Maybe you’re thinking about moving out of your family home for the first time and living solo. Or perhaps you’ve had your time with house shares and are keen to have some space of your own. If so, you’ll be joining an increasing number of people who are also living on their own, with statistics showing the figure to have risen 4% in the last ten years to almost 8 million.
If you’re to go it alone, there are a few things to consider when moving into a place of your own.
Living alone can be considerably more expensive than sharing the cost with others. Expenses include utility bills, rent or mortgage, food and insurances. It’s a good idea to plan and budget properly before making the leap so you know what you can afford.
It might sound obvious, but it’s usually not the best idea to move out to live solo without a secure job in place. A regular salary will ensure you’re an attractive tenant or mortgage borrower and give you peace of mind that you’ll have a steady income to pay for your new home.
The right reasons
Moving out on a whim on the back of an argument with parents or a sibling is not a great reason to make the move.
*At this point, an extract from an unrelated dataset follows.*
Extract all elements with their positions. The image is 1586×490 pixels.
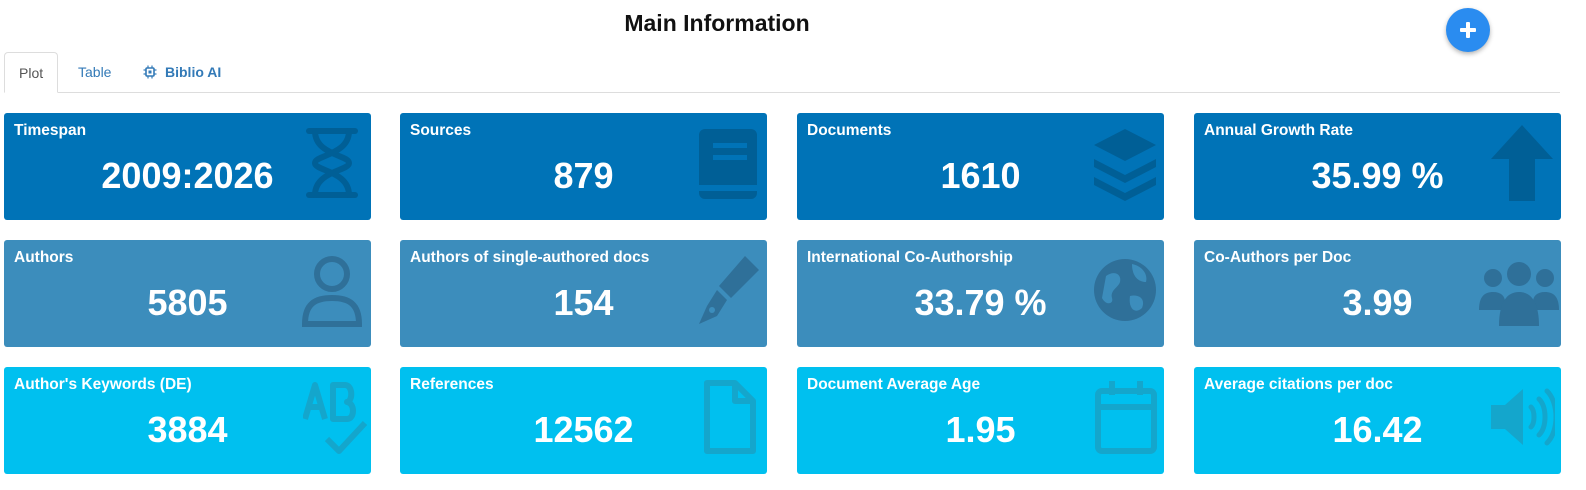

But if you’ve been considering and planning for a while, you can be sure you’re ready and you’re doing it for the right reasons.
New home checklist
First aid kit
Include items such as plasters, tape, infrared thermometer, bandages, scissors, cream and painkillers.
Living alone likely means you’ll be cooking for yourself every day, so kitchen utensils and crookery is essential. You don’t need to choose expensive items and you can build a bigger collection gradually.
You’ll need some sort of seating, tables and a bed as a minimum, unless your new place is furnished. Try second hand market places or ask around to see if anyone has any unused items they want to get rid of. Once you’re settled in, you can save up to buy newer pieces that are more to your taste.
A hammer, screwdriver, nails and picture hooks are all worth having in your tool kit when you go it alone.
These might be the first items you’ll use in your new pad. Include anti-bacterial spray, cloths, mop, bin bags, vacuum, soap and gloves.
Being prepared will help make your first solo move an enjoyable and smooth process and ensure you’re not caught short once you’ve flown the nest.